I think a play on the idea of M.Night Shylaman’s movie about a water nymph (living in your swimming pool) could also have worked. The bright networks of chlorine clear water arrange themselves in a bright white nymph that we then come to associate with HTH.
I also like Cell C’s change your network, not your number ad (featuring a row of dwarves with blue numbers on them). It’s a good ad in terms of the idea of number portability, but Cell C, when they have a good idea, seem to fail to be able to run the whole way with it. This ad also lacks a lot of oomph. From the very beginning Cell C needed to shake up the South African market, and all they’ve done is prod us a few times. Vodacom and MTN’s advertising is simply a lot more feel-good, and dynamic, and one of the reasons for this is their clever use of color (blue for Vodacom, yellow for MTN), in combination with a recognizable and likable character or sentiment. Cell C’s ads are nice, but frisbees are not going to knock either of these champions off the podium. Cell C, in the ‘airport’ execution, could have turned the entire interior into Cell C world – a red interior, possibly frisbees flying around outside, and all the familiar faces in the terminal. Except, of course, Cell C still doesn’t have a face in the crowd that we’ve grown to love and associate with their brand. What about a red blooded, sexy South African like Patricia Lewis or Steve Hofmeyr, or Breyton Paulse?

Huh?

The guys who thought up the latest Powerade commercial must be suffering from a collective mental block. Ice rugby? Er…it is November guys, and we’re heading into summer. There are also no wolves or coyotes in South Africa. Get relevant!

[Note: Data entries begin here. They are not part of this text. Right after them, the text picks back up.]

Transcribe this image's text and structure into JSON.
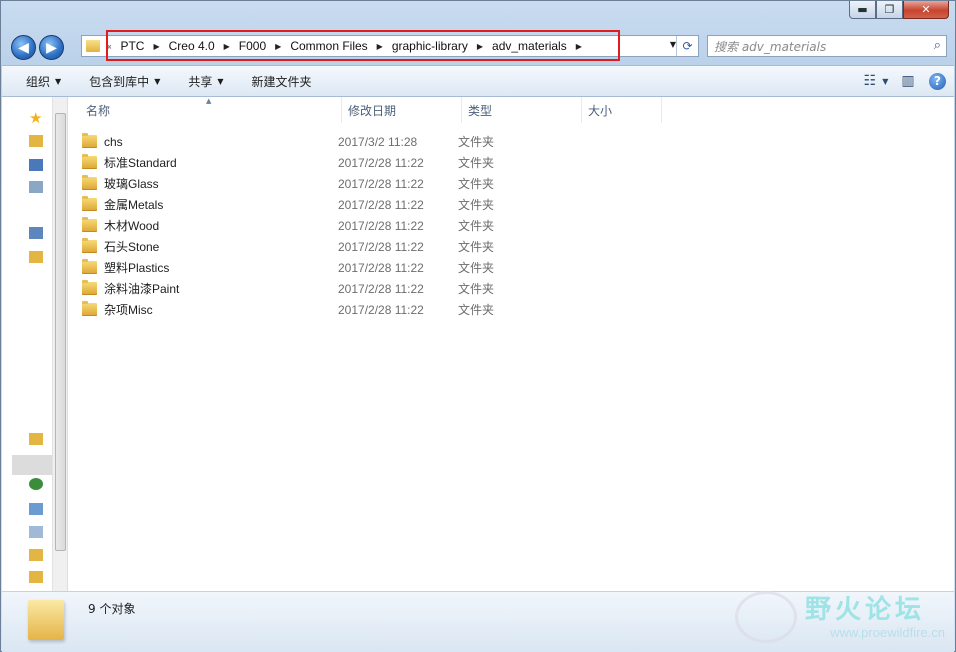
{
  "window": {
    "controls": {
      "minimize": "▬",
      "maximize": "❐",
      "close": "✕"
    }
  },
  "nav": {
    "back": "◀",
    "forward": "▶"
  },
  "address": {
    "lead": "«",
    "crumbs": [
      "PTC",
      "Creo 4.0",
      "F000",
      "Common Files",
      "graphic-library",
      "adv_materials"
    ],
    "dropdown": "▼",
    "refresh": "⟳"
  },
  "search": {
    "placeholder": "搜索 adv_materials",
    "icon": "⌕"
  },
  "toolbar": {
    "organize": "组织",
    "include_in_library": "包含到库中",
    "share": "共享",
    "new_folder": "新建文件夹",
    "view_icon": "☷",
    "preview_icon": "▥",
    "help": "?"
  },
  "columns": {
    "name": "名称",
    "modified": "修改日期",
    "type": "类型",
    "size": "大小"
  },
  "files": [
    {
      "name": "chs",
      "modified": "2017/3/2 11:28",
      "type": "文件夹"
    },
    {
      "name": "标准Standard",
      "modified": "2017/2/28 11:22",
      "type": "文件夹"
    },
    {
      "name": "玻璃Glass",
      "modified": "2017/2/28 11:22",
      "type": "文件夹"
    },
    {
      "name": "金属Metals",
      "modified": "2017/2/28 11:22",
      "type": "文件夹"
    },
    {
      "name": "木材Wood",
      "modified": "2017/2/28 11:22",
      "type": "文件夹"
    },
    {
      "name": "石头Stone",
      "modified": "2017/2/28 11:22",
      "type": "文件夹"
    },
    {
      "name": "塑料Plastics",
      "modified": "2017/2/28 11:22",
      "type": "文件夹"
    },
    {
      "name": "涂料油漆Paint",
      "modified": "2017/2/28 11:22",
      "type": "文件夹"
    },
    {
      "name": "杂项Misc",
      "modified": "2017/2/28 11:22",
      "type": "文件夹"
    }
  ],
  "status": {
    "count": "9 个对象"
  },
  "watermark": {
    "title": "野火论坛",
    "url": "www.proewildfire.cn"
  },
  "colors": {
    "highlight_box": "#e21c1c",
    "window_frame": "#c9dcf0"
  }
}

And what does changing a nappie have to do with Dial Direct (automobile insurance)? And the urine squirting in the guy’s face is perhaps not the best sentiment to leave the viewer with.
Windhoek Lager’s ‘I love you baby’ is still pretty weak. It’s better than the golf cart racer, but still doesn’t really work. A better execution would perhaps have the girl aiming for a first kiss and the guy, at the last minute, taking a last swig. Unfortunately, since it’s alcohol we’re dealing with, the ‘I love you baby’ (putting a beer over a person) psychology when pushed does create the impression of a closet alcoholic.


Rubbish


The people at Glasfit probably spent less than a minute dreaming up the premise for this dud. It features a granny in a supermarket who launches her trolley at a gap in a long queue in a supermarket. The trolley fits perfectly in the space. And voila: Glasfit. Terrible!

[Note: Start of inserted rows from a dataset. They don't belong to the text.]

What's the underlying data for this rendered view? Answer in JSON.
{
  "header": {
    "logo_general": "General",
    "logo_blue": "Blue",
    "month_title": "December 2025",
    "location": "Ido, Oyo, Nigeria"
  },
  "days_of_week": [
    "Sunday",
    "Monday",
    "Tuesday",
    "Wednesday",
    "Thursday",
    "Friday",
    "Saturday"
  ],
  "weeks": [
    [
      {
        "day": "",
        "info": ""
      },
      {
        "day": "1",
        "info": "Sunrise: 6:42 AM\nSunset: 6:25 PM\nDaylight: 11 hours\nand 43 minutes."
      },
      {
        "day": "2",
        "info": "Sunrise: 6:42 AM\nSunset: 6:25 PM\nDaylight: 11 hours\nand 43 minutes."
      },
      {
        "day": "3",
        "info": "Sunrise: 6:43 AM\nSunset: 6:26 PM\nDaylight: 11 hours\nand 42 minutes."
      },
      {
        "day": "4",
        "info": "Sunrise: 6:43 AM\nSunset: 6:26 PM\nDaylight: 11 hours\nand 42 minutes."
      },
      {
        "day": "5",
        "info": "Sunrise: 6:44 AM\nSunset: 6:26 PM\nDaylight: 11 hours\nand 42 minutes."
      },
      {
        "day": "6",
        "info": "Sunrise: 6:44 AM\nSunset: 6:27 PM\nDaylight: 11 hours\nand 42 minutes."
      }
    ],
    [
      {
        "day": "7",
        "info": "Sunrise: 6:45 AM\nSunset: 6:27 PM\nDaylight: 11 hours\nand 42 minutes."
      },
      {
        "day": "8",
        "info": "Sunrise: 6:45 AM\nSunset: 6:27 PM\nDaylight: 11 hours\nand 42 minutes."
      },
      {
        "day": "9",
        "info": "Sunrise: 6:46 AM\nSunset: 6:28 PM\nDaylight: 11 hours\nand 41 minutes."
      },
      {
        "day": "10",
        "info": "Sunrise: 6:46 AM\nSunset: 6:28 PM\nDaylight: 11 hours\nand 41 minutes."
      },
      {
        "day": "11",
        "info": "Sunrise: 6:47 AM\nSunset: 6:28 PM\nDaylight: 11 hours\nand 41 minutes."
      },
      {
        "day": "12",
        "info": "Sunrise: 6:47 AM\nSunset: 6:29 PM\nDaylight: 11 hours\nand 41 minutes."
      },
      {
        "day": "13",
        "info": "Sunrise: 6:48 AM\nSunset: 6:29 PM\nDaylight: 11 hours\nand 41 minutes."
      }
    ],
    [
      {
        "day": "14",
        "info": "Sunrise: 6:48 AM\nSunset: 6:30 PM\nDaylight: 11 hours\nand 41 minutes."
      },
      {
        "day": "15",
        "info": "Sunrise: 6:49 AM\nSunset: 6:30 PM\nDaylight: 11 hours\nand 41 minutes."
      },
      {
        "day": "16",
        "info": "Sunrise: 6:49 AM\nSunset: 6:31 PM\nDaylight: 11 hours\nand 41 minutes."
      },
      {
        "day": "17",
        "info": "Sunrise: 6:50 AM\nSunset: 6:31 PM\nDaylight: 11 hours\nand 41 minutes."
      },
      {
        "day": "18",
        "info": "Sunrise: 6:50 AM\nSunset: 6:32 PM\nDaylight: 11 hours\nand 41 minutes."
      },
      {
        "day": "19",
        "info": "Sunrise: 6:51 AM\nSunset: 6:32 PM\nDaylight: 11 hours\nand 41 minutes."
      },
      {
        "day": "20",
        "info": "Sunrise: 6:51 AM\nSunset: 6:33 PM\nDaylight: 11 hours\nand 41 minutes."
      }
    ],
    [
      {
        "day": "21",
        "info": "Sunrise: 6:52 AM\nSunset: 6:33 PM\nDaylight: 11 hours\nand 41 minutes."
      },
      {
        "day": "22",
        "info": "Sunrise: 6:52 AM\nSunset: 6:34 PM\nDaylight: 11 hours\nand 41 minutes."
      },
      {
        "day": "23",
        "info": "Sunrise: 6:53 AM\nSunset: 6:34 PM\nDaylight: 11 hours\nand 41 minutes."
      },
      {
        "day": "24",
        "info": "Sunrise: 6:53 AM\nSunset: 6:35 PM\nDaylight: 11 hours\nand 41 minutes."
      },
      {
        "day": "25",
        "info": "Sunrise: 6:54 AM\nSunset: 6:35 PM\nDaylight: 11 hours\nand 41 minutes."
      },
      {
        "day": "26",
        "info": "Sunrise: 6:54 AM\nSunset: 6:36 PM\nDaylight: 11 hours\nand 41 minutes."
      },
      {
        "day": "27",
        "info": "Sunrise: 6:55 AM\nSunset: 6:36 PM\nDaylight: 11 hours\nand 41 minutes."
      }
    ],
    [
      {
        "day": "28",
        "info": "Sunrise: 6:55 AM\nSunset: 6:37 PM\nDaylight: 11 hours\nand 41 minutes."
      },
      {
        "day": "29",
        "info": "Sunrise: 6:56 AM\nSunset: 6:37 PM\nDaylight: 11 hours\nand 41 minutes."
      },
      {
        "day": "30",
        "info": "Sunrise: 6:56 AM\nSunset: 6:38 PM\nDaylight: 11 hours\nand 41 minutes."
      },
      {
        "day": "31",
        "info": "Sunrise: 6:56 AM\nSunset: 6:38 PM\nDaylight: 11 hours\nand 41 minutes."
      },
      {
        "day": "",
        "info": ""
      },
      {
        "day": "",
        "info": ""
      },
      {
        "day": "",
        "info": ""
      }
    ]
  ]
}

There’s a Pepsi ad that features a dancing chick and a phone. Is it an ad about a music video, or a new phone, or Pepsi, or all three?
Isca taps is probably the most tasteless series of advertising on TV at the moment, featuring a real estate agent farting in front of her clients (instead of in the bathroom).

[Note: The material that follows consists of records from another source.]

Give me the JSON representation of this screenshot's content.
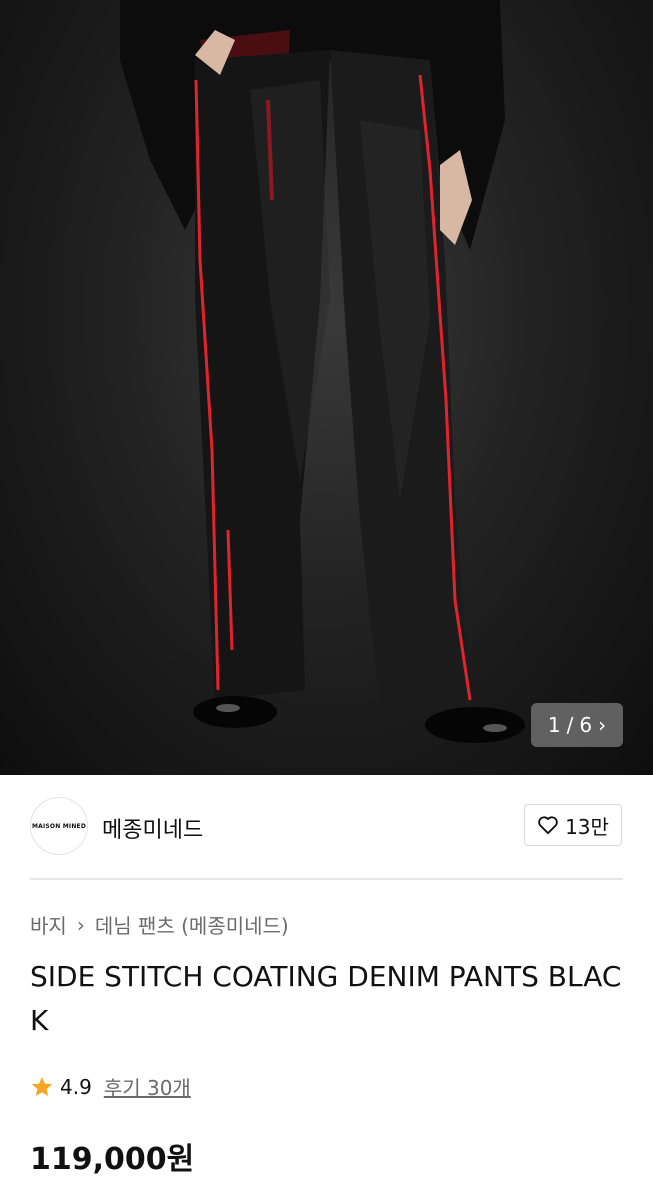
{
  "gallery": {
    "counter_current": "1",
    "counter_separator": "/",
    "counter_total": "6",
    "next_icon": "chevron-right-icon",
    "image_subject": "black coated denim pants with red side stitching"
  },
  "brand": {
    "logo_text": "MAISON MINED",
    "name": "메종미네드",
    "like_icon": "heart-outline-icon",
    "like_count": "13만"
  },
  "breadcrumb": {
    "category": "바지",
    "separator_icon": "chevron-right-icon",
    "subcategory": "데님 팬츠 (메종미네드)"
  },
  "product": {
    "title": "SIDE STITCH COATING DENIM PANTS BLACK",
    "rating_icon": "star-icon",
    "rating": "4.9",
    "reviews": "후기 30개",
    "price": "119,000원"
  },
  "colors": {
    "star": "#F5A623",
    "stitch": "#E0242F",
    "counter_bg": "#6E6E6E"
  }
}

The other thing that defies logic is that you’re supposed to use the bathroom for things like going to the loo, washing and bathing. So the idea that it’s just an attractive accoutrement to a home, and one you’d be too embarrassed to actually use doesn’t work. If having [insert product name here] is all about good taste, I’m not sure I get the psychology of using tasteless advertising to market [product name].